Animated kids films have, over the years, gone from strength to strength. With franchises like Toy Story and Frozen, and indie animations like 2019’s Klaus, it’s clear to see that children are hardly deprived of top-notch filmmaking. Netflix’s latest foray into the cartoon business is The Willoughbys: an energetic, colourful, and plain weird take on family life, based on the book by Lois Lowry.
The Willoughbys follows the Willoughby family: a red haired, spectacularly moustachioed cohort that are known, throughout history, for doing creative and courageous things. However, Mother and Father Willoughby are more interested in each other than their four children, leaving them to live with no food, no fun, and no love. After a child is left on their doorstep one night, the Willoughby children hatch a plan to become orphans themselves – but it doesn’t quite go how they were planning.
The Willoughbys starts off as it means to go on: weird. From Ricky Gervais as the omniscient feline narrator, to the two twin Willoughby children sharing one name (they’re both called Barnaby, and they share one jumper between them), it’s definitely a surprise behind most corners. It’s not hard to see why the cast features so many comedy superstars – Will Forte, Martin Short, Jane Krakowski, and Maya Rudolph to name a few. It’s genuinely funny. Not just childish laugh funny either: this is the kind of film that parents will enjoy, too.
Will Forte’s Tim (the oldest Willoughby child) is obsessed with tradition, something that his younger siblings aren’t really on board with. Alessia Cara’s Jane is the rash one, becoming the catalyst for many of the stories plot points. However, her affinity with singing, as lovely as her voice is, doesn’t add anything to the plot. Instead, it just comes across as a twee way of incorporating the song that was written for the film.
The narrator, in true Ricky Gervais form, is slightly bitter, but also philosophical. The idea of a cat that transcends space and time may seem a bit odd, but this movie makes it seem completely normal. However, the highlight of this movie – without a doubt – are the Barnaby’s. With their red Lego hair, and their creepy, soul-watching stare, they bring both the comic relief, and the cuteness, to the plot.

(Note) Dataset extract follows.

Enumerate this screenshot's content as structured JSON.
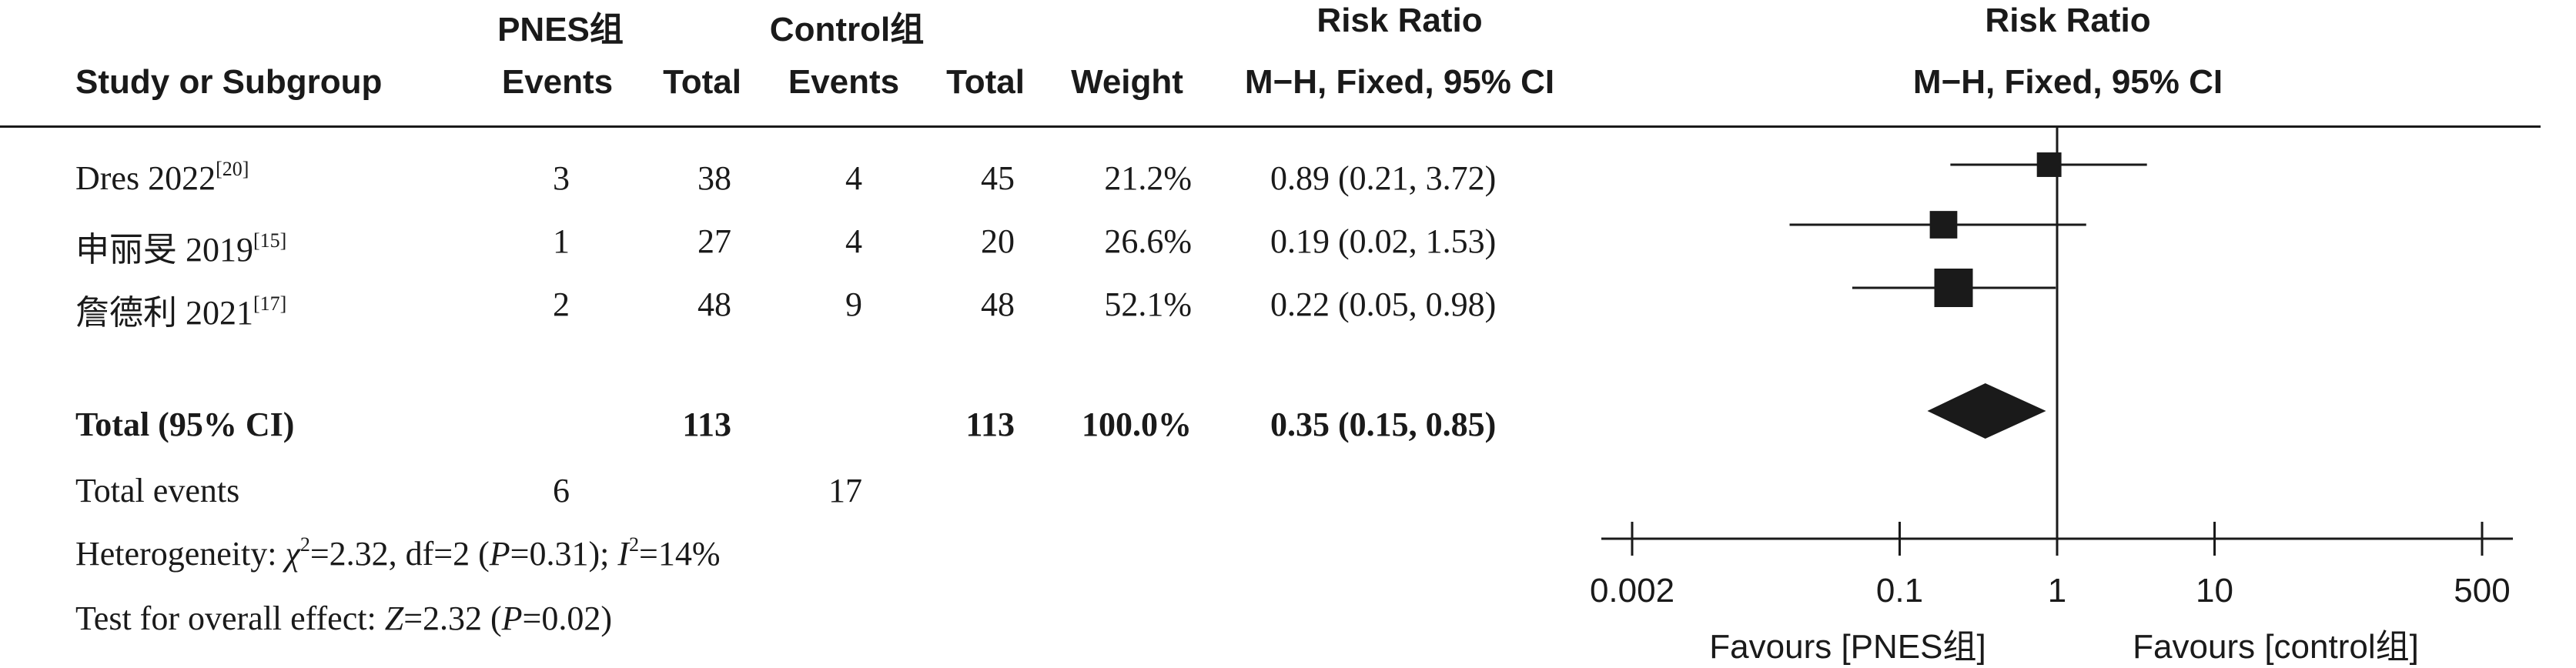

It’s so plain to see that co-writer/director Kris Pearns had so much fun with this movie. It’s delightfully bonkers, chucking in Terry Crews as a blue-meanie looking Commander that owns a sweet factory, really fat ducks, and a dirigible that runs exclusively on sugar. The entire film feels like a childhood fever dream – the kind you get after a very violent sugar rush.
Described as Grey Gardens meets Arrested Development, but for kids, The Willoughbys mixes the saccharine chaos with genuine moments of bleakness. From the child abuse, to the terrifying officers in charge of orphaned children, the movie tackles ideas that, children’s movies wouldn’t usually handle. As inappropriate as it may sound, it actually manages to bring them to the forefront in a way that children would understand, but wouldn’t be upset by, by utilising their strong child characters and the supporting characters that eventually help them to form their own family. With Maya Rudolph’s character, Nanny, essentially being a walking hug, it shows children that the best way to tackle life is with love and unconditional acceptance.
However, not everything about this movie works. It’s aesthetically gorgeous, but sometimes the plot falls through. Too many minor events happen, leaving the end to be underwhelming. As a movie that emphasises the idea of choosing your own family, it delivers the message, but in a way that plateaus, rather than crescendos. This, after the rollercoaster ride of the rest of the movie, leaves the audience feeling deflated. With only a 90 minute running time, the film would have definitely benefited from a slightly more elaborate ending, rather than just a syrupy sweet one.
With nightmare parents (who are highly inappropriate), strange siblings, and a happy ending, this movie has everything that both parents and children will enjoy. It’s an ode to living in the here and now, and that you always have the power and independence to choose your own family. As soppy as it is, it’s well worth a watch.